Duncan’s firing created controversy. A draft of Duncan’s report — for which he interviewed roughly 40 to 50 people and combed through tens of thousands of records — outlined numerous problems the state had with lethal injections. It suggested that the only execution method that would be quicker and less prone to screw-ups would be a firing squad, which is barred by state law.

That put Gunches back on the execution calendar, though advocacy groups are calling to Hobbs to finish and release the report.

click to enlarge Arizona Attorney General Kris Mayes (left) and Maricopa County Attorney Rachel Mitchell (right)
Last year, Arizona Attorney General Kris Mayes (left) and Maricopa County Attorney Rachel Mitchell (right) sparred over who has the authority to seek a death warrant for prisoner Aaron Gunches.
TJ L'Heureux and Katya Schwenk

When was Aaron Gunches executed?

Gunches was killed by lethal injection on March 19 at 10 a.m. at the Arizona State Prison Complex-Florence. The Arizona Supreme Court granted a death warrant for Gunches on Feb. 11.

Karen Price, Ted Price’s sister, was present to witness the execution.

Representing himself, Gunches originally petitioned the Arizona Supreme Court to get it over with and schedule his execution for Feb. 14. On Jan. 8, the court rejected that request, opting to let the usual process play out.

It was not the first time Gunches tried to speed things up. During Brnovich’s term, Gunches filed a motion requesting a death warrant, which Brnovich supported. But before the state Supreme Court issued the warrant to set an execution date, Gunches changed his mind. He said the state’s recent executions were “car­ried out in a man­ner that amounts to tor­ture” and rescinded his request.

How was Aaron Gunches executed?

Gunches died by lethal injection.

Executions are carried out at the central unit of the Arizona State Prison Complex in Florence by masked, unidentified executioners. Gunches was transported to the Florence facility from the Rincon Unit at the Arizona State Prison Complex-Tucson, where death row is located.

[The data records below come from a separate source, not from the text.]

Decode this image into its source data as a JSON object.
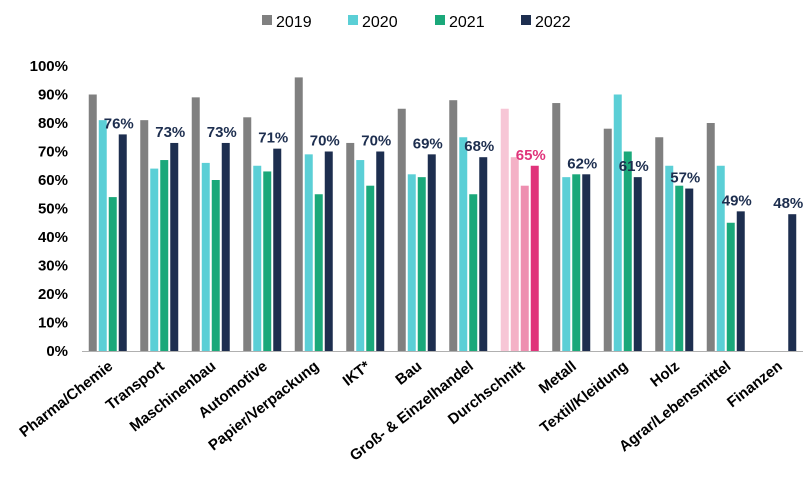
{
  "chart_data": {
    "type": "bar",
    "categories": [
      "Pharma/Chemie",
      "Transport",
      "Maschinenbau",
      "Automotive",
      "Papier/Verpackung",
      "IKT*",
      "Bau",
      "Groß- & Einzelhandel",
      "Durchschnitt",
      "Metall",
      "Textil/Kleidung",
      "Holz",
      "Agrar/Lebensmittel",
      "Finanzen"
    ],
    "series": [
      {
        "name": "2019",
        "color": "#808080",
        "values": [
          90,
          81,
          89,
          82,
          96,
          73,
          85,
          88,
          85,
          87,
          78,
          75,
          80,
          null
        ]
      },
      {
        "name": "2020",
        "color": "#5bcfd6",
        "values": [
          81,
          64,
          66,
          65,
          69,
          67,
          62,
          75,
          68,
          61,
          90,
          65,
          65,
          null
        ]
      },
      {
        "name": "2021",
        "color": "#1aa87a",
        "values": [
          54,
          67,
          60,
          63,
          55,
          58,
          61,
          55,
          58,
          62,
          70,
          58,
          45,
          null
        ]
      },
      {
        "name": "2022",
        "color": "#1d2e4f",
        "values": [
          76,
          73,
          73,
          71,
          70,
          70,
          69,
          68,
          65,
          62,
          61,
          57,
          49,
          48
        ]
      }
    ],
    "highlight": {
      "category": "Durchschnitt",
      "colors": [
        "#f7c6d6",
        "#f4b1c6",
        "#ee8fb0",
        "#e0337a"
      ],
      "label_color": "#e0337a"
    },
    "data_labels": [
      "76%",
      "73%",
      "73%",
      "71%",
      "70%",
      "70%",
      "69%",
      "68%",
      "65%",
      "62%",
      "61%",
      "57%",
      "49%",
      "48%"
    ],
    "data_label_color": "#1d2e4f",
    "ylim": [
      0,
      100
    ],
    "yticks": [
      "0%",
      "10%",
      "20%",
      "30%",
      "40%",
      "50%",
      "60%",
      "70%",
      "80%",
      "90%",
      "100%"
    ],
    "title": "",
    "xlabel": "",
    "ylabel": "",
    "grid": false,
    "legend_position": "top-center"
  }
}
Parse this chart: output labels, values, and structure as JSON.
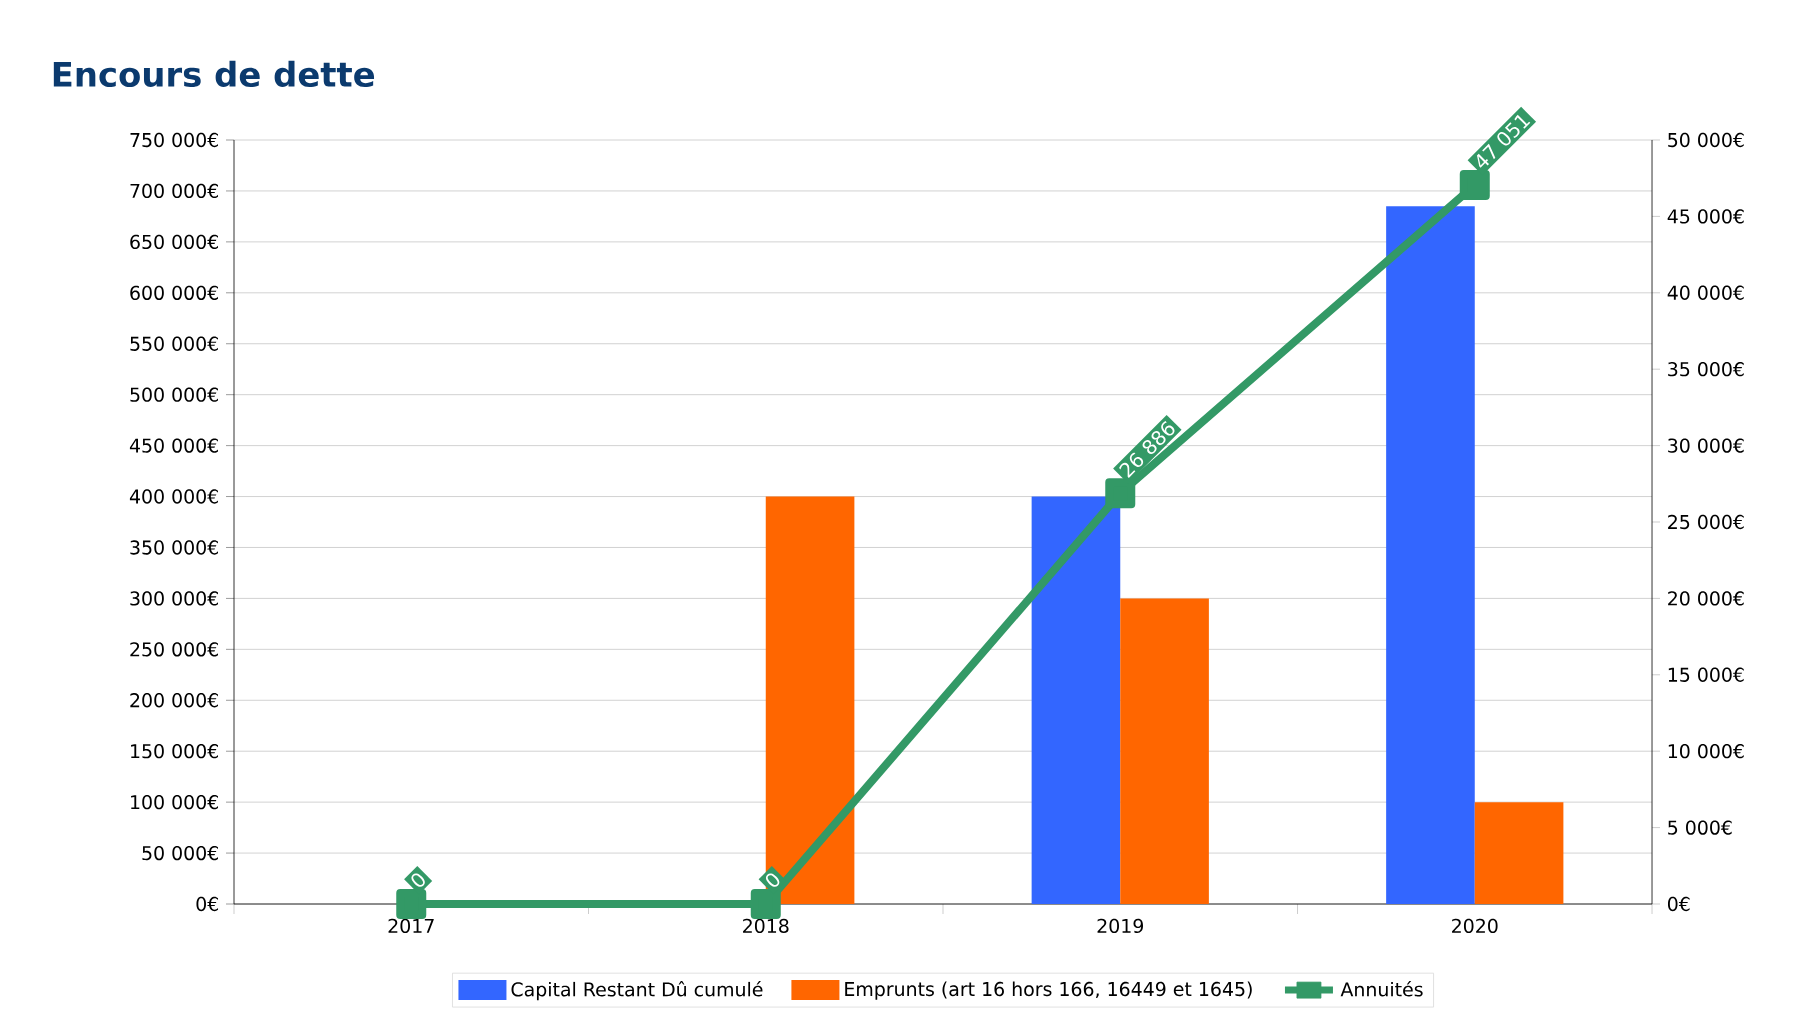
{
  "chart_data": {
    "type": "bar",
    "title": "Encours de dette",
    "categories": [
      "2017",
      "2018",
      "2019",
      "2020"
    ],
    "series": [
      {
        "name": "Capital Restant Dû cumulé",
        "color": "#3366ff",
        "values": [
          0,
          0,
          400000,
          685000
        ]
      },
      {
        "name": "Emprunts (art 16 hors 166, 16449 et 1645)",
        "color": "#ff6600",
        "values": [
          0,
          400000,
          300000,
          100000
        ]
      },
      {
        "name": "Annuités",
        "type": "line",
        "axis": "y2",
        "color": "#339966",
        "marker": "square",
        "values": [
          0,
          0,
          26886,
          47051
        ],
        "value_labels": [
          "0",
          "0",
          "26 886",
          "47 051"
        ]
      }
    ],
    "ylim": [
      0,
      750000
    ],
    "yticks": [
      {
        "value": 0,
        "label": "0€"
      },
      {
        "value": 50000,
        "label": "50 000€"
      },
      {
        "value": 100000,
        "label": "100 000€"
      },
      {
        "value": 150000,
        "label": "150 000€"
      },
      {
        "value": 200000,
        "label": "200 000€"
      },
      {
        "value": 250000,
        "label": "250 000€"
      },
      {
        "value": 300000,
        "label": "300 000€"
      },
      {
        "value": 350000,
        "label": "350 000€"
      },
      {
        "value": 400000,
        "label": "400 000€"
      },
      {
        "value": 450000,
        "label": "450 000€"
      },
      {
        "value": 500000,
        "label": "500 000€"
      },
      {
        "value": 550000,
        "label": "550 000€"
      },
      {
        "value": 600000,
        "label": "600 000€"
      },
      {
        "value": 650000,
        "label": "650 000€"
      },
      {
        "value": 700000,
        "label": "700 000€"
      },
      {
        "value": 750000,
        "label": "750 000€"
      }
    ],
    "y2lim": [
      0,
      50000
    ],
    "y2ticks": [
      {
        "value": 0,
        "label": "0€"
      },
      {
        "value": 5000,
        "label": "5 000€"
      },
      {
        "value": 10000,
        "label": "10 000€"
      },
      {
        "value": 15000,
        "label": "15 000€"
      },
      {
        "value": 20000,
        "label": "20 000€"
      },
      {
        "value": 25000,
        "label": "25 000€"
      },
      {
        "value": 30000,
        "label": "30 000€"
      },
      {
        "value": 35000,
        "label": "35 000€"
      },
      {
        "value": 40000,
        "label": "40 000€"
      },
      {
        "value": 45000,
        "label": "45 000€"
      },
      {
        "value": 50000,
        "label": "50 000€"
      }
    ],
    "grid": "y",
    "legend": "bottom"
  }
}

Arizona voters approved the use of lethal injection for executions in 1992. But after Wood’s botched execution in 2014, the state changed its execution drug combination and tried to obtain sodium pentothal and sodium pentobarbital. If it couldn’t get its hands on these drugs, the state would use a three-drug cocktail that includes midazolam and potassium chloride, according to Duncan’s report.

Arizona ran into problems getting the lethal injection drugs in 2015. It attempted to illegally import the lethal injection drug — sodium thiopental — from India, but the drugs were confiscated at Phoenix Sky Harbor International Airport.

Duncan’s report also outlined issues with “shipments of state-procured lethal drugs delivered to a private home in Phoenix with no apparent or verifiable chain of custody,” the storage of lethal drugs in unmarked jars and corrections officers using Wikipedia to search what dose of lethal drugs to administer.

Who would be next after Aaron Gunches?

Currently, 111 people are on death row in Arizona. Twenty-four of them have exhausted or waived all appeals.

The order in which death row inmates are executed is not specified by the state. Of those who have exhausted their appeals, Ronald Williams’ conviction is the oldest. In 1984, Williams was convicted of the shooting death of John Bunchek. Because he was sentenced prior to 1992, Williams will have a choice between lethal gas or injection as his execution method.

However, just because an inmate has been on death row the longest and is out of appeals doesn’t mean that inmate will be Arizona’s next execution. The majority of death row inmates without appeals were convicted in the 1990s — in fact, Gunches’ conviction is the most recent out of those inmates.